After five years abroad, he moved back to Chicago where he worked on the huge panorama of the Battle of Gettysburg and shared a studio with artist Warren Davis. Then he moved to New York, where he opened a studio and associated with American impressionists known as "The Eight". He contributed to the first exhibition at the Macbeth Gallery in New York opened by William Macbeth in 1892 to exhibit only American paintings, and in two subsequent exhibitions. He also showed his work at the Pennsylvania Academy of Fine Arts, the Boston Art Club, the Art Institute of Chicago and the Brooklyn Art Association. During his time in New York, he worked at the artists' colony at Arkville, New York in the Catskills. In 1896, he moved to Halifax, Nova Scotia, where he became Principal of the Victoria School of Art and Design (now known as NSCAD) from 1898 to 1910. In Halifax, Rosenberg offered private lessons in his studio, including two artists, Edith Smith and Una Gray.
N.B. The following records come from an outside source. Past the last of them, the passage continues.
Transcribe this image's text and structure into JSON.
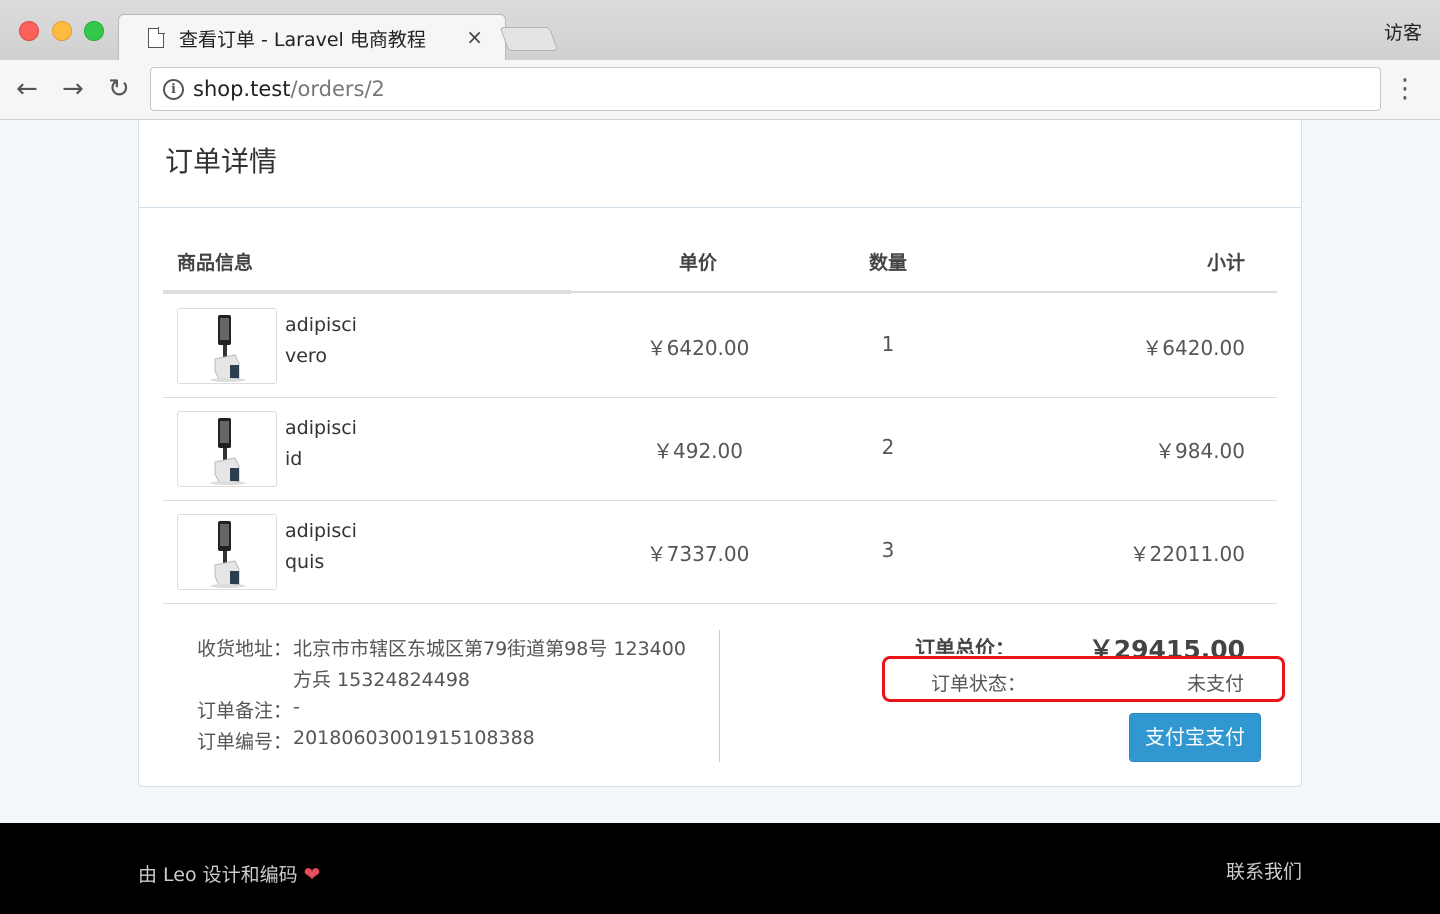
{
  "browser": {
    "tab_title": "查看订单 - Laravel 电商教程",
    "tab_close": "×",
    "profile": "访客",
    "url_host": "shop.test",
    "url_path": "/orders/2",
    "icons": [
      "page-icon",
      "back-arrow-icon",
      "forward-arrow-icon",
      "reload-icon",
      "info-icon",
      "more-menu-icon"
    ]
  },
  "panel": {
    "title": "订单详情"
  },
  "table": {
    "headers": {
      "info": "商品信息",
      "price": "单价",
      "qty": "数量",
      "subtotal": "小计"
    },
    "rows": [
      {
        "name_line1": "adipisci",
        "name_line2": "vero",
        "price": "￥6420.00",
        "qty": "1",
        "subtotal": "￥6420.00"
      },
      {
        "name_line1": "adipisci",
        "name_line2": "id",
        "price": "￥492.00",
        "qty": "2",
        "subtotal": "￥984.00"
      },
      {
        "name_line1": "adipisci",
        "name_line2": "quis",
        "price": "￥7337.00",
        "qty": "3",
        "subtotal": "￥22011.00"
      }
    ]
  },
  "order_info": {
    "address_label": "收货地址：",
    "address_line1": "北京市市辖区东城区第79街道第98号 123400",
    "address_line2": "方兵 15324824498",
    "remark_label": "订单备注：",
    "remark_value": "-",
    "number_label": "订单编号：",
    "number_value": "20180603001915108388"
  },
  "summary": {
    "total_label": "订单总价：",
    "total_value": "￥29415.00",
    "status_label": "订单状态：",
    "status_value": "未支付",
    "pay_button": "支付宝支付",
    "highlight_color": "#e8141a",
    "button_color": "#3097d1"
  },
  "footer": {
    "left_text": "由 Leo 设计和编码",
    "heart": "❤",
    "right_text": "联系我们"
  }
}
As principal, Rosenberg sought to improve the school as a training place for those concerned with the aesthetic value of art, not commercial art or applied graphic design. In 1903, he succeeded in moving the school to a larger, more well-known building, and in 1908 he became a charter member of the Nova Scotia Museum of Fine Arts (now the Art Gallery of Nova Scotia). In 1909, he married heiress Emily Scarfe and when her father, the town mayor, died, the couple settled into Edgemere, a Victorian mansion in Dartmouth. He resigned as Principal in 1910. After his resignation he continued to teach at the Victoria School of Art & Design as a special instructor in lithography and to paint in Halifax and Dartmouth, spending summers in Citronelle, Alabama, until 1934 when his wife died and he retired to Citronelle. He died in Citronelle, Alabama on the 24 December 1947.

==Selected exhibitions==
- Pennsylvania Academy of Fine Arts (1883, 1891, and 1895 annual exhibitions);
- Paris Salon (1885), exhibited Consolation;
- Paintings, water colors and pastels by H.M. Rosenberg and Edward L. Field, on exhibition: Feb. 16-27, 1886 by Chase's Gallery;
- Boston Art Club (1888, 1891, 1895-96 annual exhibitions);
- Brooklyn Art Association (1891 annual exhibition);
- Art Institute of Chicago (1891, 1894 and 1897 annual exhibitions);
- first exhibition at the Macbeth Gallery, New York, opened by William Macbeth to exhibit only American paintings (1892), and in two subsequent exhibitions;
- Royal Canadian Academy (annual exhibitions, 1905-1921);
- Art Association of Montreal (spring exhibition, 1906);
- Ontario Society of Artists (annual exhibitions, 1915-1923);
- Nova Scotia Society of Artists (annual exhibitions, 1930-1935);
- Reinvention : the art and life of H.M. Rosenberg, curated by Mora Dianne O'Neill (2012);
- Canada and Impressionism: New Horizons, travelling exhibition (2020-2022)
- Jawbone Corner: Watercolours of Henry M. Rosenburg, exhibition from the collection of the Art Gallery of Nova Scotia (2025);

==Selected public collections==
- Art Gallery of Nova Scotia;
- Dalhousie University, Halifax;
- Dartmouth Heritage Museum, N.S.;
- Delaware Art Museum;
- Mobile Museum of Art;
- National Gallery of Canada;
- Nova Scotia Museum, Halifax

==Record sale prices==
At the Cowley-Abbott Auction titled An Important Private Collection - Part II, June 8, 2023, lot #139, Girls Gathering Firewood (circa 1886), oil on canvas, signed and inscribed “Halifax” lower left, 20 x 24 ins ( 50.8 x 61 cms ), auction estimate: $6,000.00 - $8,000.00, realized a price of $26,400.00.

==Bibliography==
- O'Neill, Mora Dianne (2012). "Reinvention: the Art and Life of Henry M. Rosenberg"
- Cronin, Ray (2023). Halifax Art & Artists: An Illustrated History. Toronto: Art Canada Institute.